Saturday, June 5, 2010

Paso Por Aqui

About 60 miles southeast of Gallup, NM, is El Morro National Monument.

The massive sandstone bluff, which stands out from the surrounding desert landscape, was known to Spaniards as "El Morro," or "the headland" or "the bluff."

To the Zuni Indians, descendants of the puebloan Indians who lived here, it was known as "place of writings on the rock."

From this position, we could see a portion of the more than 700-year-old pueblo called Atsinna. The white bricks (left in the photo on the right) are a portion of the pueblo that can be reached by the Mesa Top Trail.

To Anglo-Americans, it was called Inscription Rock. Over the centuries, travelers stopped under these cliffs.

They left carved evidence of their passage. Their presence here has been recorded in some 2000 of their symbols, names, dates, and fragments of stories inscribed in the rock.

At the peak of the puebloan population, between 1275 and 1350 AD, some 1500 people lived on El Morro.

The reason that the peublo could establish an agricultural community and the reason that travelers stopped to note their passage is evident in the black stripes on El Morro. These stripes are actually spillways where water from the bluff's top funnels into the pool below.

Rainfall in July, August, and September and the melting snows of winter feeds the pool. It is not a spring.

In the lower portion of the photo (right), a fence marks the location of the life-sustaining water. It may seem small in the shadow of the rock, but this pool was the only source of water for 35 miles in any direction.

The pool, when full, is about 12 feet deep and holds about 200,000 gallons of water--and it never empties.

It is no wonder travelers would linger at this spot with its abundant supply of water to record their passage through the area.

Petroglyphs were the first markers of people living on the mesa. The bighorn sheep are still clearly visible centuries after the recorder had pecked their images into the stone with an animal antler or a harder rock called a hammerstone.

Spaniards were believed to have used daggers or horseshoe nails to inscribe the names and messages.

At the end of line three in the photo (left), begins the phrase "paso por aqui (aquy)" or "passed through here" written by many Spaniards. This message was inscribed in 1709.

This carving, made in 1866 by R. H. Orton, includes a church and cross. Orton became adjutant-general of California after the Civil War.
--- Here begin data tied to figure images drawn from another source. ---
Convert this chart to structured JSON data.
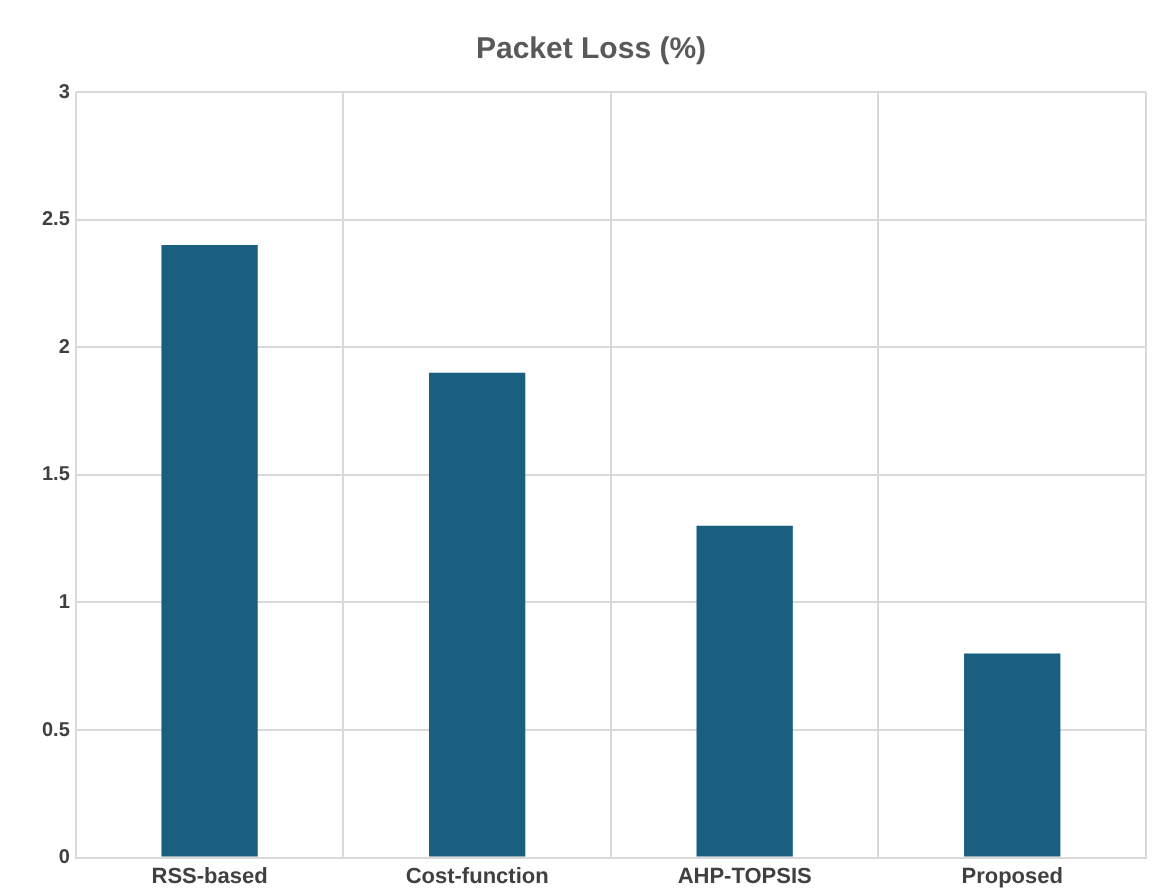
{
  "chart_data": {
    "type": "bar",
    "title": "Packet Loss (%)",
    "categories": [
      "RSS-based",
      "Cost-function",
      "AHP-TOPSIS",
      "Proposed"
    ],
    "values": [
      2.4,
      1.9,
      1.3,
      0.8
    ],
    "color": "#1a5f80",
    "ylim": [
      0,
      3
    ],
    "yticks": [
      0,
      0.5,
      1,
      1.5,
      2,
      2.5,
      3
    ],
    "grid": true,
    "legend": false
  }
}
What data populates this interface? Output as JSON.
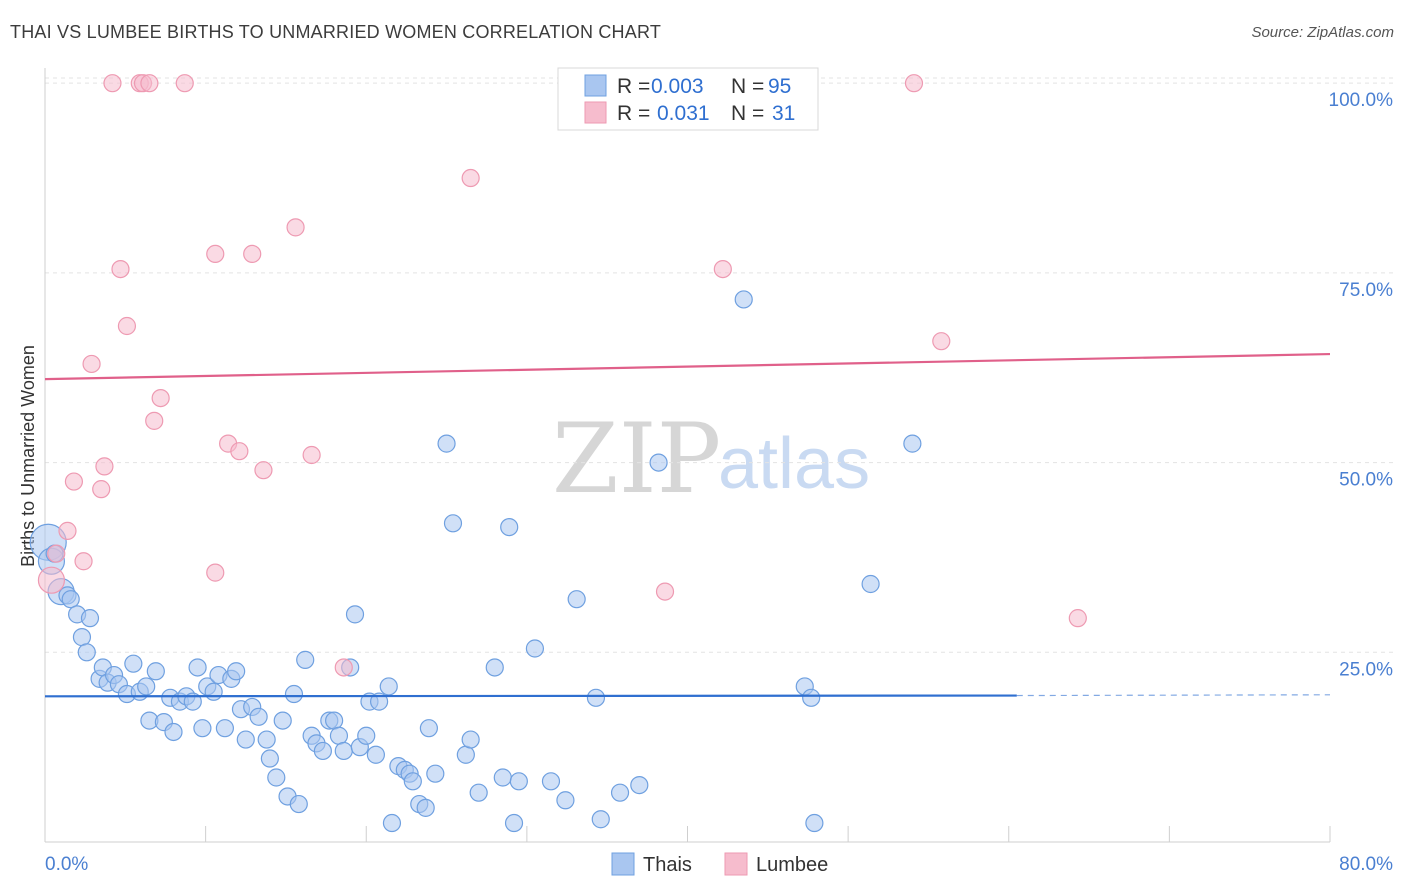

In the early years of the War, the California Column had been sent to New Mexico to reinforce federal troops expecting Confederate hostilities.

We hadn't known that there had been an attempt to use camels in the military in the Southwest, but P. (Peachy) Breckinridge was the man in charge of the 25 camels used by Lt. Edward F. Beale in 1857.

E. Penn Long of Baltimore, whose inscription was unusual in that it was inscribed in elegant script form, was a member of a U.S. Army expedition led by Lt. Beale that was also testing the use of camels in the deserts of the Southwest.

The Army abandoned the experiment at the onset of the Civil War.

This photo shows a portion of Inscription Rock that bears many names and dates. In the upper right hand portion of the photo are names with the designation "U.P.R.," carved by workers of the Union Pacific Railroad survey crew in 1868.

The inscription in these last two photos is unique, if not humorous.

Lt. J. H. Simpson, an Army engineer, and R. H. Kern, a Philadelphia artist, were the first English-speaking people to make a record of Inscription Rock. They carefully duplicated the historical marks, but they made a mistake of their own.

Instead of "inscrip-tion," they carved "insciption." But they also used the "^" symbol to indicate where the "r" should be.

We could almost feel the presence of many of these visitors to this site as we walked the trails.